LES BLOGUES

Une autre semaine dans le fiasco de la réforme Barrette

Au cours des prochaines semaines, nous allons faire la démonstration que le réseau est en train de craquer par en dedans.

02/10/2017 14:21 EDT | Actualisé 02/10/2017 14:21 EDT
LA PRESSE CANADIENNE
Tant que la priorité de notre médecin/ministre et notre médecin/premier ministre est de donner les clés du réseau à ces travailleurs autonomes qui sont les médecins, il va être impossible d'offrir les conditions nécessaires pour que le réseau puisse embaucher assez de monde qualifié pour offrir une stabilité dans les services, ainsi qu'un deuxième bain !

La résistance à un état de cynisme permanent est un combat de tous les instants. La semaine dernière, le ministre Barrette m'a encore une fois forcé de rouler la langue 7 fois avant de m'exprimer sur le fiasco de sa réforme !

Du jeu journalistique aux investissements pour un 2e bain

Comment ne pas céder au cynisme avec son annonce sur un changement de cap quant à un 2e bain pour les résidents de CHSLD. Sur toutes les tribunes, depuis plus d'un an, notre médecin/ministre se donne en exemple !

Il a répété partout que donner 2 bains n'était pas nécessaire et qu'on pouvait bien laver les résidents à la débarbouillette. Il s'est présenté pendant des mois comme une victime d'un jeu journalistique pendant que le reste de la population s'inquiétait du sort des aînés et des personnes handicapées en CHSLD.

Ne parlez surtout pas de la rémunération des médecins !

Donc la semaine dernière (mercredi matin pour être plus précis), l'entente entre le gouvernement et les médecins omnipraticiens a été dévoilée sur la place publique. Quelques heures plus tard, le ministre annonce la bonne nouvelle ! Un 2e bain pour tout le monde en CHSLD qui le désire !

Quelle piètre tentative de diversion pour ne pas parler de la rémunération des médecins.

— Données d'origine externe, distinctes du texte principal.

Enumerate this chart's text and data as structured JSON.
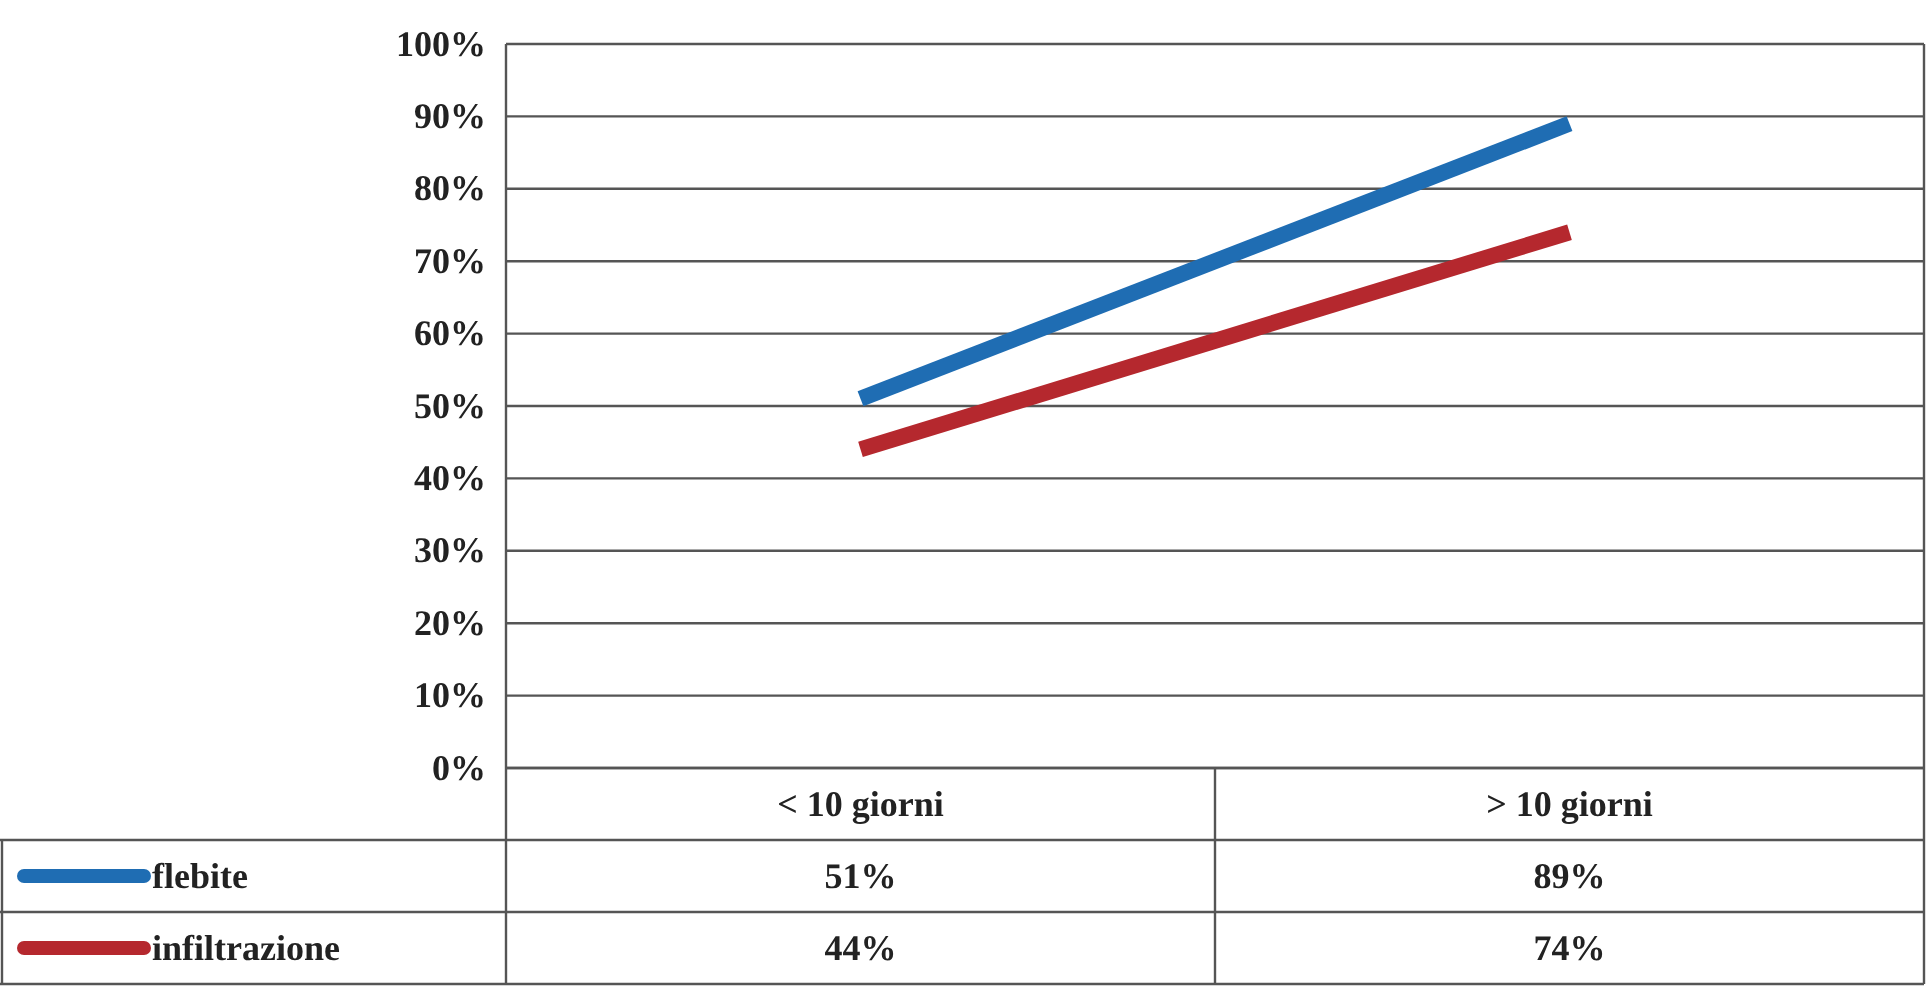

Donc j'embarque : parlons de la réalité. Parlons de la probabilité que cette annonce s'applique avant les prochaines élections. Parlons de la probabilité qu'on dépense même la moitié de ces 36 millions de dollars avant les prochaines élections. Finalement, parlons du cynisme qui va être cultivé, d'abord chez les résidents et ensuite chez les préposés aux bénéficiaires (PAB) parce que cette annonce ne trouvera certainement pas une application concrète sous peu, à moins que ça soit dans des conditions misérables.

C'est certain que si le ministre a dû réinvestir dans les CHSLD c'est parce que la pression populaire était devenue trop forte grâce aux nombreuses sorties que nous et d'autres groupes de la société avons faites pour dénoncer la situation. Mais Barrette a fait cette annonce d'investissements en sachant bien que cela serait bien difficile de réaliser concrètement le 2e bain avant les élections. Les problèmes vécus dans les conditions de travail du personnel des CHSLD rendent la réalisation de cette promesse bien difficile à court terme. Et si on se fie à la dernière campagne électorale, si les libéraux sont élus, le projet d'austérité va revenir dans les jours qui suivent la journée d'élections!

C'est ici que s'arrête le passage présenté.